Escondo los ojos al viento, los retiro de la luz. Mis brazos flácidos que no los siento. Pero no puedo levantarme. La vida sin luz y sin viento, es como estar sin puerto. Si desprecio el color la libertad la pierdo, sin el verde la esperanza, sin el rojo la dialéctica, sin el blanco la soberbia, sin el negro la belleza. Si pierdo el aliento, el tedio me atropellará, se terminan los proyectos, se secará el samán que sembré en el refugio fresco y sibilino. Se detendrá el molino que saca el agua de la tierra.

Si no huelo el mar de azules, me encierro entre montañas ya sin verde verduzco. Y los caminos invitándome, plenos de viento, con sol carmesí, siempre abiertos al encuentro. Sin viento, sin luz y sin aliento, de todos modos me iré. No me quedo pálido en este paraje de país incierto, de promesas turbias, miradas de extravío y desigualdades color majagua. No leeré más, no más búsqueda de verdades definitivas. Ahora veré sin estar mirando. No más descubrimientos inútiles. Iré hacia el pico gris de la montaña. O mejor hacia el mar, mar azul, turquesa, mar amarillo, aguamarina, aguas claras, aguas pardas.

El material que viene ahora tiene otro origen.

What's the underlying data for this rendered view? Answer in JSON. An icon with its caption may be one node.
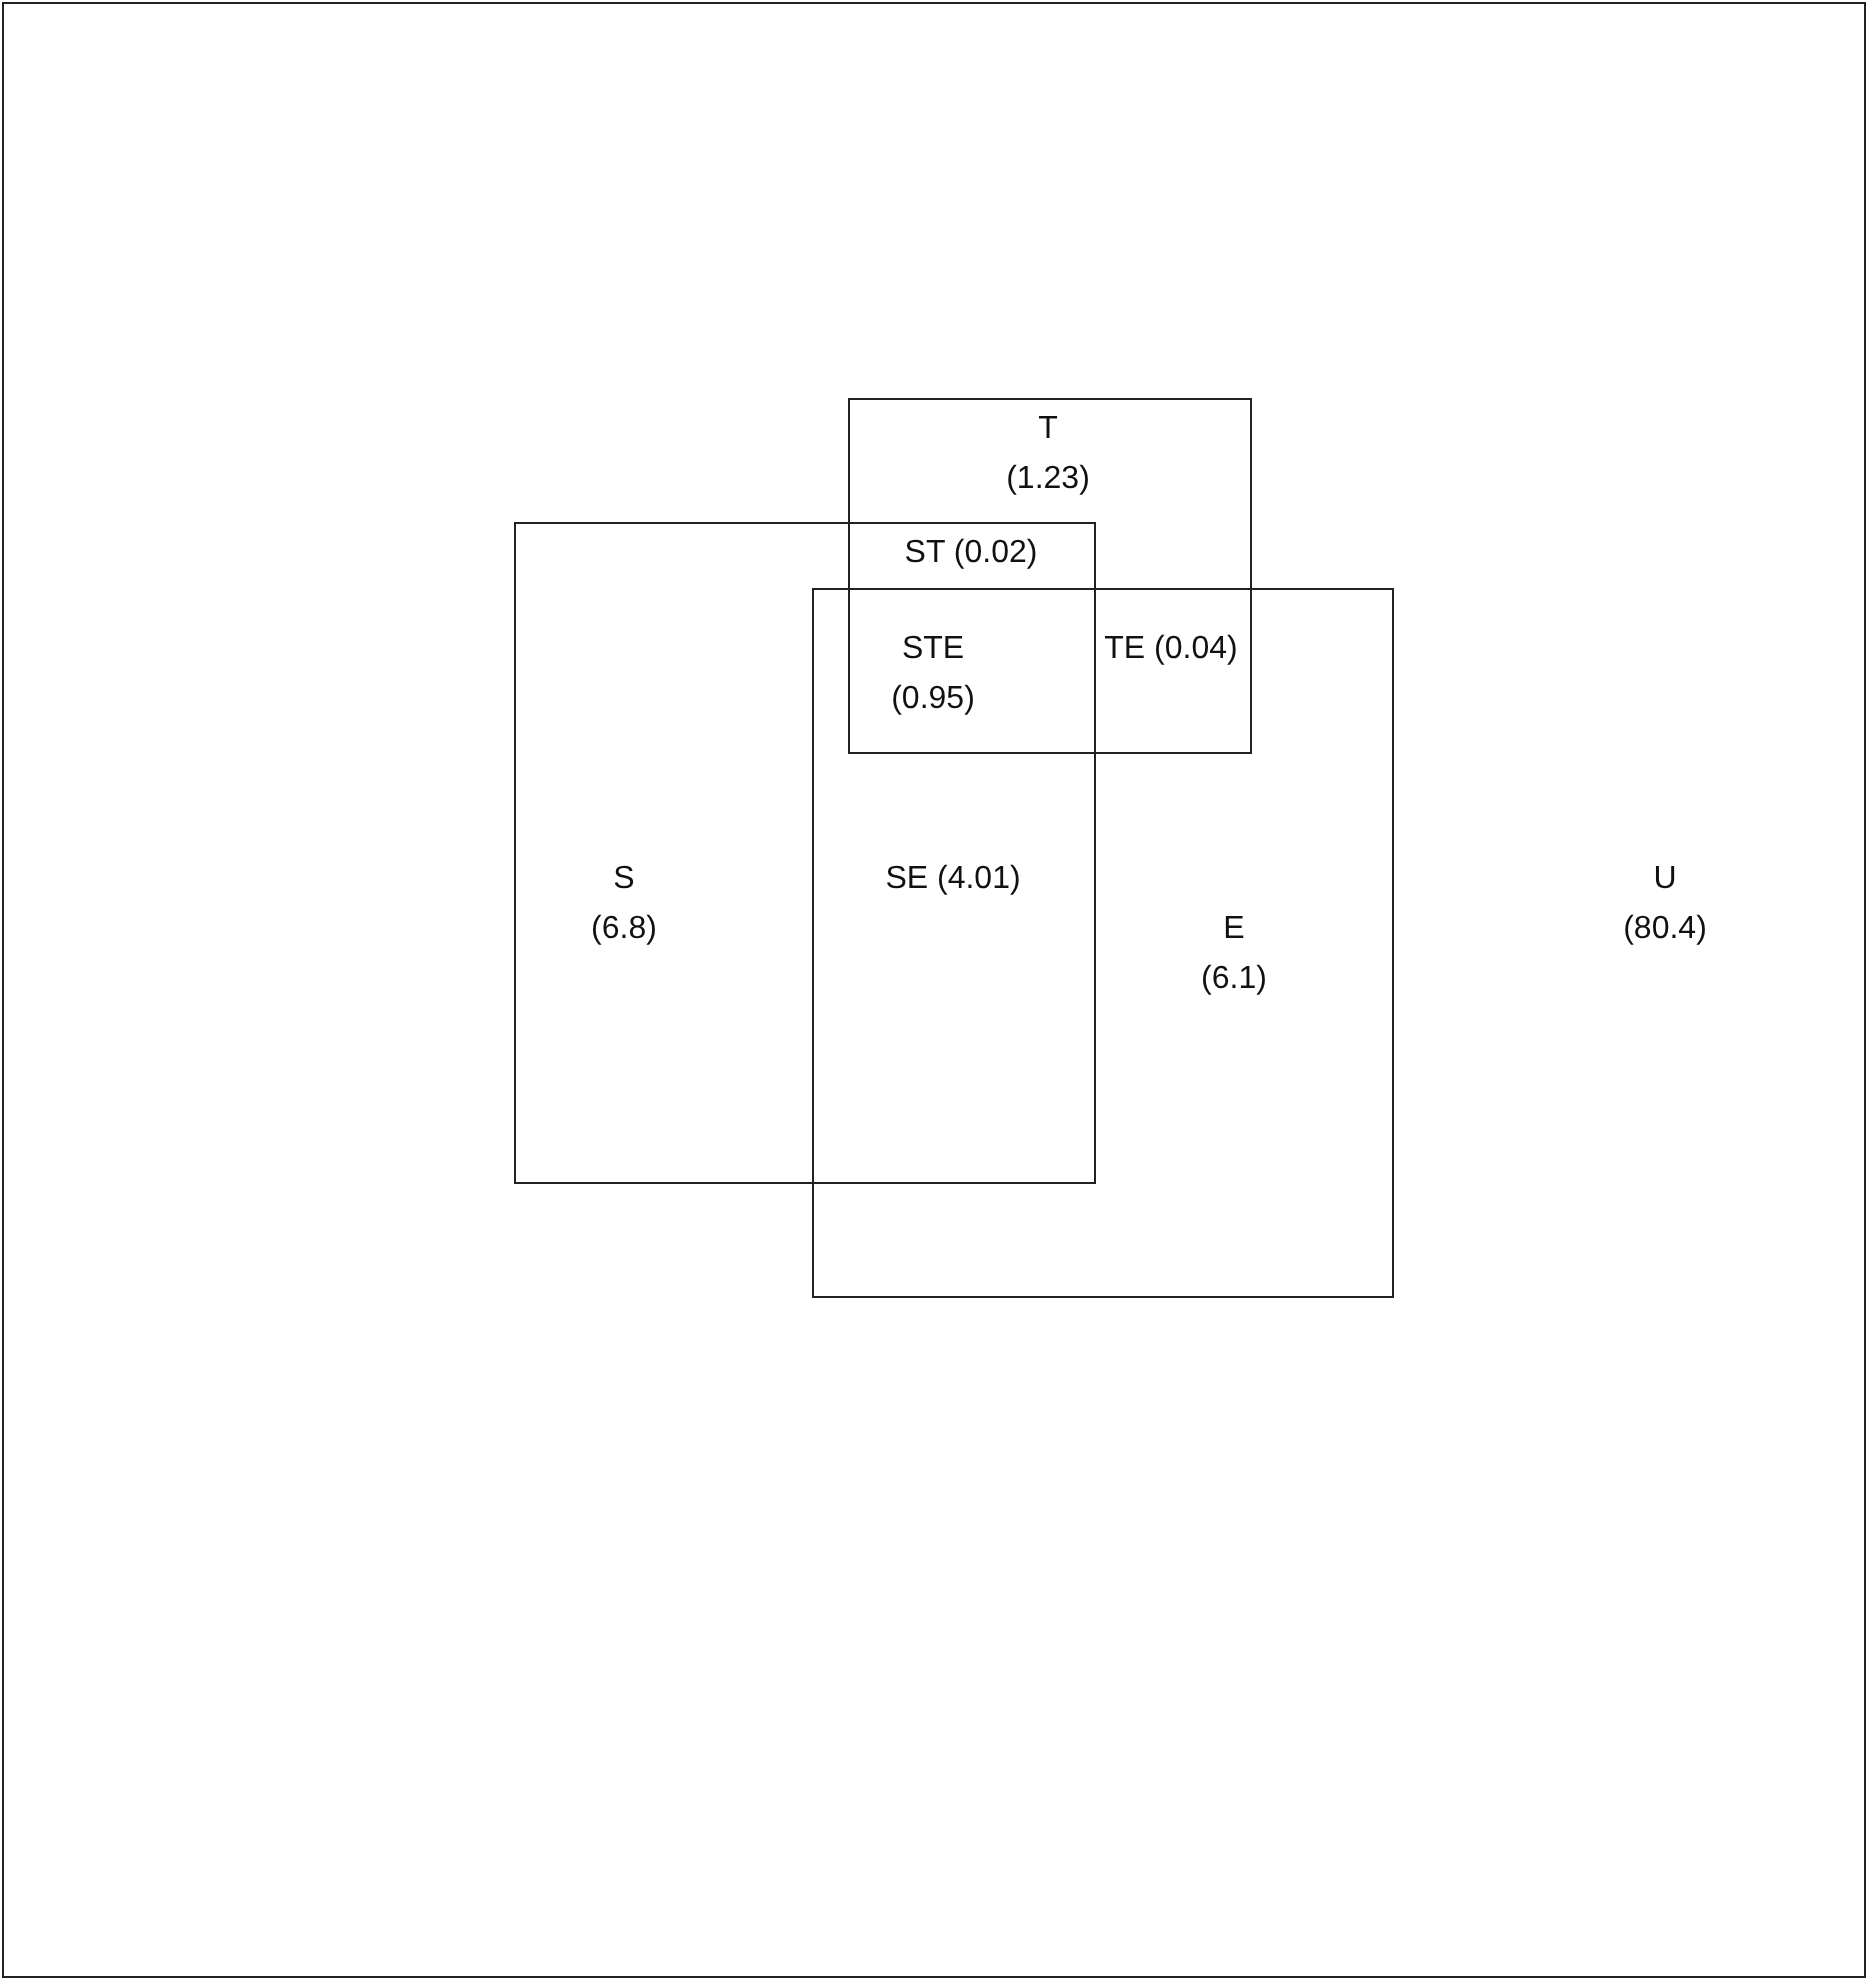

Y en las tardes de ámbar, desde el Monte Blanco, iré al Cabo Verde, y al Danubio Azul, bailando, al Río Negro y al amarillo también, al Mar Rojo y al celeste Aral, al azul Pacífico de frías aguas. A Mar de Plata y al Caribe de azafrán, atento a la borrasca, pero sin luna ni farol. Me colgaré del arco iris cantando para no volver al país de los fantasmas, de las fosas comunes, del olvido cíclico y la esperanza incierta. Allí volveré a destapar los ojos a la luz, al viento y al aliento. (Tomado del libro “Poesía para leer debajo de la mesa”. Ed. UIS, 2.015)

Adenda.- A mis lectores y amigos, en tiempos sublimados de buenos deseos, los mejores para ellos y sus familias. Incluyo a quienes opinan sobre esta columna; de eso se trata, así algunos comentarios más parezcan sablazos. Feliz navidad y un nuevo año, mejor que todos los anteriores.